DOES ANY POLITICIAN UNDERSTAND EISA 2007 AND THE FEDERAL RFS MANDATE?August 23, 2010
Here is an example of what is happening because of the unintended consequences of the federal RFS mandate in EISA 2007: http://www.onlinesentinel.com/news/airportlow-on-fuel_2010-08-22.html
Aviators and the marine industry are finding it impossible to find a source of ethanol free fuel. Of course the people who should really be worried are those in public safety who operate portable tools, but they never speak up because they are in government and until somebody dies because of ethanol blended fuel, they aren’t going to make waves.
What is ironic is the reaction of some Maine state legislators:
“Strang Burgess and Sen. Lisa Marraché, D-Waterville, discovered exactly that when they proposed a bill during the last legislative session to require retail dealers and distributors to offer nonethanol fuel. The bill stalled because “it wasn’t something we could fix at the state level,” Strang Burgess said.

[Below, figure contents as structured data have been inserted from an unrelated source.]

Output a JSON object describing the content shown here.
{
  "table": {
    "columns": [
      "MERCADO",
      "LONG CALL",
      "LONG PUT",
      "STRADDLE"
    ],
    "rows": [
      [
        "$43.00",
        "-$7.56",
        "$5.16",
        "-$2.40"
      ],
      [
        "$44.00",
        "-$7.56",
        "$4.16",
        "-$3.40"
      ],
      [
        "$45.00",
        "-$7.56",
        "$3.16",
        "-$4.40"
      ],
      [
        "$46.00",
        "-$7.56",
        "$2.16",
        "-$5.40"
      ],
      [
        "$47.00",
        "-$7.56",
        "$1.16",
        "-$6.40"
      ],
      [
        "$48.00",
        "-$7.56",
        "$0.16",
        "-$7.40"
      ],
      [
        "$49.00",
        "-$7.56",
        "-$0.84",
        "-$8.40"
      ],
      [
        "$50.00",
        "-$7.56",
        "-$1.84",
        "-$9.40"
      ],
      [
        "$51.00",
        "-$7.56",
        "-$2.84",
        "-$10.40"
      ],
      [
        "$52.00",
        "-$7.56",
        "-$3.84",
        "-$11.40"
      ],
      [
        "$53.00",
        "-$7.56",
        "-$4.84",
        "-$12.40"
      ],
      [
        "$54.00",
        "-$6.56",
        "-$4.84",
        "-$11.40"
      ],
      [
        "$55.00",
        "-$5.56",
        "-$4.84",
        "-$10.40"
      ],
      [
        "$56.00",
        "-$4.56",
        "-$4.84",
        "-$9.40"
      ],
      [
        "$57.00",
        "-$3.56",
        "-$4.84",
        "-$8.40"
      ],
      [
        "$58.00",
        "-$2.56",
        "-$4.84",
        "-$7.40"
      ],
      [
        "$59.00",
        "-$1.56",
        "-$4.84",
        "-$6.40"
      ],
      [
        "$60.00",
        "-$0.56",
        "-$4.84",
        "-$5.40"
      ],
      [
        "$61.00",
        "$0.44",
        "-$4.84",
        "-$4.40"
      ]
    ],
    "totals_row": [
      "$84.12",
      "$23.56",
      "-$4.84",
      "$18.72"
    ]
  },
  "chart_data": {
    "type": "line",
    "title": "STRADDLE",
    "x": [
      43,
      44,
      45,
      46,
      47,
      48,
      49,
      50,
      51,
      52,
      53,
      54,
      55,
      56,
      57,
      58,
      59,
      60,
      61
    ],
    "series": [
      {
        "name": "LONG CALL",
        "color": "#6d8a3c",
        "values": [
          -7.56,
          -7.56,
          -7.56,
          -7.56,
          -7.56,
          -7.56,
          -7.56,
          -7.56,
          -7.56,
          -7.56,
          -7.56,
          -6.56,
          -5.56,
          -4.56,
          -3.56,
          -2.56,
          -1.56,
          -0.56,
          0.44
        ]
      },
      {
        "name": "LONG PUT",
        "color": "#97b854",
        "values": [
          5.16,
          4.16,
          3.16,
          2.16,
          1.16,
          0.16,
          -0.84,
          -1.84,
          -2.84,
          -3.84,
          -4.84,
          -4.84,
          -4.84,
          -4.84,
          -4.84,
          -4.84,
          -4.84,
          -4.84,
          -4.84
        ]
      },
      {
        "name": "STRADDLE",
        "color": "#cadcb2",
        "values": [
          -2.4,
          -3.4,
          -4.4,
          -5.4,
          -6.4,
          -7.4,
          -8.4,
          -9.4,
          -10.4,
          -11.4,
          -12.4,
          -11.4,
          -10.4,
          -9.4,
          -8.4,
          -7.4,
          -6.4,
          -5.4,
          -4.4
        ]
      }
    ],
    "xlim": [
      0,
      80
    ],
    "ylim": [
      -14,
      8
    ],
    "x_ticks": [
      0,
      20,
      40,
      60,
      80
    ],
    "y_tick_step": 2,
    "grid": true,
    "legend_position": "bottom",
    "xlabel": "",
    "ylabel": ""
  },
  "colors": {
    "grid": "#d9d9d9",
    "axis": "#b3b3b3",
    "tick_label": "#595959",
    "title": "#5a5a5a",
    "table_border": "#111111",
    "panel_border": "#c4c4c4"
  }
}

It’s a federal issue, she said, driven by fuel standards.”
What “fuel standards”? My guess is that some representative of the gasoline industry stated that at a bill hearing, but it is a lie. I heard the same statement at public hearings in the state of Washington on a bill to protect the marine industry from the effects of ethanol blended fuel.
The question that the politicians from Maine should have asked is, “OK, show me the federal statute.” While ethanol blending is being driven by the RFS mandate portion of EISA 2007, there is no federal statute that says all gasoline must be E10 in that act. In fact E10 is never mentioned in the act, EISA 2007 is a corporate welfare act for E85 and flex-fuel vehicles. Will somebody please read the act?
THERE IS NO MANDATORY FEDERAL E10 LAW!
There are five active mandatory state E10 laws. So if a state can pass a mandatory E10 law, it sure as hell can prohibit the blending of ethanol in premium gasoline used in the state! And so can the EPA, and they may do exactly that in response to the E15 waiver. We already know that there is property damage from E10 especially in the marine industry, so you can bet there will be more property damage if the EPA allows E15. In order to minimize the damage the EPA would be wise to prohibit the blending of ethanol in all premium unleaded gasoline so those who must have ethanol free fuel can find it.